POMEgranate Magazine

Jason Todd

Jason Todd is my precious, murderous child. He is the second in a long line of Batman’s Robins, which really just means that he is the first to do something new, the first to shake up the tradition of Batman and Robin (Dynamic Duo™) that Bruce Wayne and Dick Grayson had so firmly cemented. But the interesting thing about Jason is that it took him (read: his writers) a WHILE to find an identity that really worked. I mean, before he was the Batfamily’s posterboy for Middle Child Syndrome, Jason Todd was just a cute ginger Grayson knock-off. His ability to come back from that is what makes him so important. So, while we’re talking Origins, Jason’s really here to say that sometimes you just gotta take a mulligan – and, like, that’s okay; that is totally Allowed.

Let’s set the stage:

The year is 1983 and Dick Grayson has outgrown the mermaid scale speedo; he has left Batman’s side to join the New Teen Titans and thus ended their more than forty year partnership. Who should appear, then, but Jason Todd, a totally different acrobatic child orphaned by Gotham’s superpowered criminal element? I mean, why not? It worked so well before! Just change his hair color – it’ll be fiiine!

 

Jason Todd: That Looks Terrific


Aside from the palette swap, Jason was not a terribly complex character at this point. His only defining personality trait was being generally cheerful. It’s like the writing team didn’t even try. Plus! Once he officially took on the Robin mantle (complete with a scale-y mermaid speedo), he dyed his hair black anyway, in order to avoid confusing the public?? Or something?? Whatever.

 

 

While he wasn’t particularly noteworthy at this point, at the very least, this version of Jason’s arrival marked the end of the “Holy — , Batman!” jokes era of Batman comics. That was, honestly, the closest he came to distinguishing himself from his predecessor. However, Jason Todd is an inspiration. He proved that you can always come back from a very boring and uninspired origin story to become the “bad one” who “kills people” and “deserved to get beaten to death with a crowbar”.

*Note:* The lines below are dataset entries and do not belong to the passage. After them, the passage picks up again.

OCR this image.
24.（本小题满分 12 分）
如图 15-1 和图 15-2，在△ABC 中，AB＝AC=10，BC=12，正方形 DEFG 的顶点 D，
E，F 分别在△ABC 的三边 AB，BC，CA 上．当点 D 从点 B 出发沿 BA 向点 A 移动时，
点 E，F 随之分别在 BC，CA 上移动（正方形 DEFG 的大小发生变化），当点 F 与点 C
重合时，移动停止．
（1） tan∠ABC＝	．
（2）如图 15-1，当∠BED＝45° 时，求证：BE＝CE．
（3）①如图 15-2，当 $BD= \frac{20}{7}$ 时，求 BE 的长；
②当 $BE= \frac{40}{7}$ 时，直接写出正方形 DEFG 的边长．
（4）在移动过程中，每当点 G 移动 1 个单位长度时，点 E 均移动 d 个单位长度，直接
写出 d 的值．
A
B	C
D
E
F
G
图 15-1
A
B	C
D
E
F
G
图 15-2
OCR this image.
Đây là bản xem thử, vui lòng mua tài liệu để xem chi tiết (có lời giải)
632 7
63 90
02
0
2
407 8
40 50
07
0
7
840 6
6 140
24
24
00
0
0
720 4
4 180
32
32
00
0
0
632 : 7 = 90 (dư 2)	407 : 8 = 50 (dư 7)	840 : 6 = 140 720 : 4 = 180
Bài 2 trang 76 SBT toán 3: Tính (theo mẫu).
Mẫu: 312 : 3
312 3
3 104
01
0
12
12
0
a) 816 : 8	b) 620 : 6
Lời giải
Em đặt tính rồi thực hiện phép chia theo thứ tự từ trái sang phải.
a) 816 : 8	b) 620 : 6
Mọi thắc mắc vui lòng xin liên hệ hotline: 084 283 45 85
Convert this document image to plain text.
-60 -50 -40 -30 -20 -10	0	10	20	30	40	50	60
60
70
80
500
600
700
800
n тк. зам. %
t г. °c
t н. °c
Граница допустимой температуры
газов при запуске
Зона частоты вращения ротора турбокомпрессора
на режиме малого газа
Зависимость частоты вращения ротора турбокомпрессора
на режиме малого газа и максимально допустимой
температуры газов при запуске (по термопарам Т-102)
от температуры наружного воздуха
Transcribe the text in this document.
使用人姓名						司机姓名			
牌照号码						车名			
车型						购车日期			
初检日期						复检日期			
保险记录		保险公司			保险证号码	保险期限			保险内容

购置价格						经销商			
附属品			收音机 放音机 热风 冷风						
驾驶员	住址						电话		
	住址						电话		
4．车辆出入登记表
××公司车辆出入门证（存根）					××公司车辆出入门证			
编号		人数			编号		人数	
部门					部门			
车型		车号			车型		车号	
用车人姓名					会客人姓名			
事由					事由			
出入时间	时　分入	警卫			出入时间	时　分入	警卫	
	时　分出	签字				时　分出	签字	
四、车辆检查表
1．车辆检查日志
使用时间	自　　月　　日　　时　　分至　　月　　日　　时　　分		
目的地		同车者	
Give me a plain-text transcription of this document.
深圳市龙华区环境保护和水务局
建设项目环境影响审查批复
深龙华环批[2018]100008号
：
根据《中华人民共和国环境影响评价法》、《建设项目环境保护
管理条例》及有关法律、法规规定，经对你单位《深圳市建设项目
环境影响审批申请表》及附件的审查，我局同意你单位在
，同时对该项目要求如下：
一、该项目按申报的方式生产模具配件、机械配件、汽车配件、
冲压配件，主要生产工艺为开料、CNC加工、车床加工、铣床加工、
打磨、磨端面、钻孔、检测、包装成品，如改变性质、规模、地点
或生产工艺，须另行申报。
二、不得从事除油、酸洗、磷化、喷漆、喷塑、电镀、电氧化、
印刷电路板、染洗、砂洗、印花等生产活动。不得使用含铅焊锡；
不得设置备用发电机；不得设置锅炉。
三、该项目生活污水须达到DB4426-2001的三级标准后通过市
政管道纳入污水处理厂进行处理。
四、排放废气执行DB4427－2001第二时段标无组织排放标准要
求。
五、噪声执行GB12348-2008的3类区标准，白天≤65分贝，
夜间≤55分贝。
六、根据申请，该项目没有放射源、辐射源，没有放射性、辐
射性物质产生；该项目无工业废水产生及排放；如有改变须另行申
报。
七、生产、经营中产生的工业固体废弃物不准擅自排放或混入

Okay, so re-reading that, I realize this description might not accurately convey my intense love for Jason Todd.

Basically, it happened like this:

The DC writers, as is their wont, decided to overhaul the whole Batman mythos with Crisis on Infinite Earths. This just sort of happens in the comic book industry – the company will realize that there is just entirely too much content for anyone to reasonably read, and so they reboot; they create a new starting point as a way to draw in more readers (a contemporary example would be the New 52, the huge character overhaul from 2011).

Crisis on Infinite Earths was a 12-issue limited run series in 1985 and 1986 meant to streamline the, like, fifty years of comics history that came before it. It’s known mostly for the introduction of Barry Allen as the Flash, BUT, it also marked a new beginning for Jason Todd (meaning, really, he was granted his own distinct identity).

 



Post-Crisis Jason Todd is a street-orphan who dared jack the rims off the Batmobile. And a new backstory means a new set of skills! So, gone are the days of Grayson-esque acrobatic impersonation; Jay fights crime by channeling his righteous rage towards the villainy that preys on the impoverished and oppressed. And, as a child living on the street, it makes sense that poverty and oppression would be issues close to his heart.

In this iteration, Jason lost the woman he believed to be his mother to drug abuse. Also, he feels no love for his father, who is working as one of Two Face’s hired goons (because there are no other jobs available, because capitalism hates poor people). So, of course Jason’s full of this rage – he’s been suffering under a corrupt system for Too Long.

The new Jason Todd is the pre-90s-Kon-El bad boy of DC comics. I mean, he says Bad Words and Smokes Cigarettes! Scandalous, frankly. He cares so much about protecting women (especially sex workers and rape victims) that he will Literally Kill A Man.

 

 

And therein lies the controversy. Batman doesn’t kill people! No matter how horribly they treat women! By allowing Jason the opportunity to be his own person, the writers also created a space for Bruce to grow and change as a character, a space for him to reevaluate what is important to him and why those things matter, a space for him to react to a new dynamic within the duo.

And that’s why Jason Todd’s origin story is so important. The choice to replace Dick Grayson with a new Robin (one who’s not just a cheap knock-off) was a HUGE moment in comics history. It was like the writers were finally giving themselves permission to have Fun with their characters, the chance to Try New Things.

Giving Jason his own distinct personality opened the door for Tim Drake and Stephanie Brown and Harper Row and Carrie Kelley and Damian Wayne; Jason is, really, the foundation upon which all of the Batfamily is built. The failure of his original run (in conjunction with Dick Grayson’s success as Nightwing) proved that comics readers were ready for something new, that they were ready for really character-driven storytelling, ready for characters who grow with them.

Jason’s writers took that mulligan and they came up with something that affected the whole Batman franchise (and thus the whole comics industry), irrevocably, and for the better.